Consider the following problem:
What is $I(X;Y)$ where $X$ is the outcome of a roll of a fair 6-sided die and $Y$ is whether the outcome of THAT SAME ROLL was even or odd?
Intuitively, I thought that $I(X;Y) = H(X) + H(Y) - H(X, Y)$ - that is, when given even or odd, we cut $X$ in half (so we know the number was either 1, 3, 5 or 2, 4, 6). However, I'm slightly confused (as my professor argued that the correct answer was 1).
His idea was that if I'm given the number rolled, then all of the even/odd information is contained within, so $I(X;Y) = 1$.
Maybe I don't understand mutual information correctly, an explanation would be appreciated.
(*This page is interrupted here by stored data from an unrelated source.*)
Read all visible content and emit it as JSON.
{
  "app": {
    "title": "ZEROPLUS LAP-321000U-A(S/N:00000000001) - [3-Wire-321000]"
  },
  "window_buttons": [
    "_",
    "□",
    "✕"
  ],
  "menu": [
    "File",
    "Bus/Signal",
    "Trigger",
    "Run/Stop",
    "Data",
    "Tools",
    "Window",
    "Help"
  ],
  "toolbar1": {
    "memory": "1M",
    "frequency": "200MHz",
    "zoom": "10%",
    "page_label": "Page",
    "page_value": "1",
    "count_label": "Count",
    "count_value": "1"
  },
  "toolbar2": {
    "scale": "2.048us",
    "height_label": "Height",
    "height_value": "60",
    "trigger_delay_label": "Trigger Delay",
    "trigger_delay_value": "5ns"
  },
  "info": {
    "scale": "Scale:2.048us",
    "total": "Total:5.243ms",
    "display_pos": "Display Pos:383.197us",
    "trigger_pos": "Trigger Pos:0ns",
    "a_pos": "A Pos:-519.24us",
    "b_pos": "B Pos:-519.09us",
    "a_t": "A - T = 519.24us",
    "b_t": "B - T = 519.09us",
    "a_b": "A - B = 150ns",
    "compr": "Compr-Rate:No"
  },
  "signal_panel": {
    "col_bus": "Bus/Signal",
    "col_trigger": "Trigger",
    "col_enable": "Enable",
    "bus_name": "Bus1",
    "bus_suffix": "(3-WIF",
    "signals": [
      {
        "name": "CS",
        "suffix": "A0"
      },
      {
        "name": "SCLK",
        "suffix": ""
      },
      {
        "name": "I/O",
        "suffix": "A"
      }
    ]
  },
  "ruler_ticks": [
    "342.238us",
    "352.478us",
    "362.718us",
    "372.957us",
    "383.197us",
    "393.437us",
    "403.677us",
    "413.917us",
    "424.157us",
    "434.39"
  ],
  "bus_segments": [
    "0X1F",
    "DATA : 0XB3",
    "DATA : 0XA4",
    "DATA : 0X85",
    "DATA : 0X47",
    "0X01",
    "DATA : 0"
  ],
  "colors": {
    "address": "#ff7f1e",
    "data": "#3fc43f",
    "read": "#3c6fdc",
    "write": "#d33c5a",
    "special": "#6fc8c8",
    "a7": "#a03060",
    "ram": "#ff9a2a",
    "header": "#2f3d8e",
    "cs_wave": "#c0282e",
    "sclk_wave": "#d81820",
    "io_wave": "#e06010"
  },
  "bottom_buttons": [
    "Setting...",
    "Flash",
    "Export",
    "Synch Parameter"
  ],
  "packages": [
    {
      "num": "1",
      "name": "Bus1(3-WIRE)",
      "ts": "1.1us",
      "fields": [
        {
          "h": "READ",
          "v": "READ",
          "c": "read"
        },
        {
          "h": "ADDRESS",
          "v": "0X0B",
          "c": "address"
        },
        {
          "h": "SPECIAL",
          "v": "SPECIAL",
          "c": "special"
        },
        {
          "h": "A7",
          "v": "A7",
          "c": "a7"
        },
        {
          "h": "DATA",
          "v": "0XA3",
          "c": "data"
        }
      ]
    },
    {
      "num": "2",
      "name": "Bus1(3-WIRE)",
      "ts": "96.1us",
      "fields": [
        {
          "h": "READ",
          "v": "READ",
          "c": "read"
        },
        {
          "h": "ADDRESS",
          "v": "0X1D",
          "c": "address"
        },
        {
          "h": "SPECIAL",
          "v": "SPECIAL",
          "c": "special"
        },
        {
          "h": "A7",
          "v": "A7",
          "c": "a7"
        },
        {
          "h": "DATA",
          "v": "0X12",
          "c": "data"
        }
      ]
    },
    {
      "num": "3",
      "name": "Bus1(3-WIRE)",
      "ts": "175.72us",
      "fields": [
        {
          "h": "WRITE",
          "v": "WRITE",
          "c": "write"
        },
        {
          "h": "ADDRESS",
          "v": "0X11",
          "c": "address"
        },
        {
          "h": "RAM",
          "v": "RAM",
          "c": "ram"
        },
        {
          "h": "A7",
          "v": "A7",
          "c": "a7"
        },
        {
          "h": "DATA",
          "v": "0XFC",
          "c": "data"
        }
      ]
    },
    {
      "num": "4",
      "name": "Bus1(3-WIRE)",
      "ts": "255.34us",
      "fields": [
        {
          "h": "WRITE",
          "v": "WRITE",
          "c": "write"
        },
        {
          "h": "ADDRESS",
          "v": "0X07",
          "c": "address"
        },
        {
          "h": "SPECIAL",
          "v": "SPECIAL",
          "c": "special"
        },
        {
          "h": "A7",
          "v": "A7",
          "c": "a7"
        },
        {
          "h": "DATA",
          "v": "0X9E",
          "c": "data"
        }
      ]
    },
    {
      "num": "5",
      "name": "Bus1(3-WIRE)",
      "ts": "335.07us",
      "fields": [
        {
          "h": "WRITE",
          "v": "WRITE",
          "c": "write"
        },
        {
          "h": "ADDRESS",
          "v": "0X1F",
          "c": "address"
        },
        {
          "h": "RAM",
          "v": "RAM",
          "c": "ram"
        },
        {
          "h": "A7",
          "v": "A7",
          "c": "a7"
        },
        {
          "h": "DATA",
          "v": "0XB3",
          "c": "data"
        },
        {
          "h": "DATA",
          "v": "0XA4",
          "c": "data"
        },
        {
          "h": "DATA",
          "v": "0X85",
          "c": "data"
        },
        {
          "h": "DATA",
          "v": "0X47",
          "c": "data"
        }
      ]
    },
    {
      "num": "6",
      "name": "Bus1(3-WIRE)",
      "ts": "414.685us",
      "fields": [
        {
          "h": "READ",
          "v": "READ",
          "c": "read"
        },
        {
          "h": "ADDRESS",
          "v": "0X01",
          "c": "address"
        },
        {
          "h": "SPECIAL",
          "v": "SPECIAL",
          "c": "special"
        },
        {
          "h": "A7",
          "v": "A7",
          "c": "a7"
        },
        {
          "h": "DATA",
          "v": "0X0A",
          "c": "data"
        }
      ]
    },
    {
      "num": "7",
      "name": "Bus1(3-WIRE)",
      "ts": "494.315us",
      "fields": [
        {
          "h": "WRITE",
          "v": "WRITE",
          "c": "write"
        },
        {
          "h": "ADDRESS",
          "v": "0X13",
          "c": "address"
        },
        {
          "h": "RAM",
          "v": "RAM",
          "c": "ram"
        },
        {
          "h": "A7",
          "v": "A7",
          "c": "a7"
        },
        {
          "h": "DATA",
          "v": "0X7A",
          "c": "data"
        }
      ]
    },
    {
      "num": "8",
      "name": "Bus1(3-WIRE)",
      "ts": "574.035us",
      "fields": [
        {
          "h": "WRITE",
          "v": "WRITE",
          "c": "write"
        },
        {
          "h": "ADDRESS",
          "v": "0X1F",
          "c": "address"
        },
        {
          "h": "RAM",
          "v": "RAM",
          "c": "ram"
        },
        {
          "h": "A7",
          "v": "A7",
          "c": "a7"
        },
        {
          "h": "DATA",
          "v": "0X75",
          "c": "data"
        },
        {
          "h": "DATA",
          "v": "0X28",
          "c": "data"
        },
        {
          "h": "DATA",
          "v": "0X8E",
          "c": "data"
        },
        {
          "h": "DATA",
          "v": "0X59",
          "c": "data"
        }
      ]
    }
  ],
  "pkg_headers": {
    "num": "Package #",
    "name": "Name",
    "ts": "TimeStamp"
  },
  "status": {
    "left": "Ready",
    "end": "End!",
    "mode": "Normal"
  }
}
Since there are six equiprobable outcomes for $X$ and two equiprobable outcomes for $Y$, if entropy is measured in bits, $$H(X)=(\log 6)/(\log 2),\qquad H(Y)=1.$$ Since $Y$ is a deterministic function of $X$, the joint random variable $(X,Y)$ has six equiprobable outcomes, just as $X$ does. So, $H(X,Y)=(\log 6)/(\log 2)$ also. Therefore, $$I(X;Y)=H(X)+H(Y)-H(X,Y)=\frac{\log 6}{\log 2} + 1 - \frac{\log 6}{\log 2}=1:$$ since all the information in $Y$ is already in $X$, $$H(X,Y)=H(X)\ \ \ \Rightarrow\ \ \ I(X;Y)=H(Y).$$ The idea that knowing $Y$ cuts the number of possibilities for $X$ in half is correct, but translated into entropy, it's about $H(X\mid Y)$: $$ H(X\mid Y)=H(X,Y)-H(Y)=\frac{\log 6}{\log 2}-1=\frac{\log 3}{\log 2}: $$ once you know $Y$, there are only three equiprobable outcomes for $X$.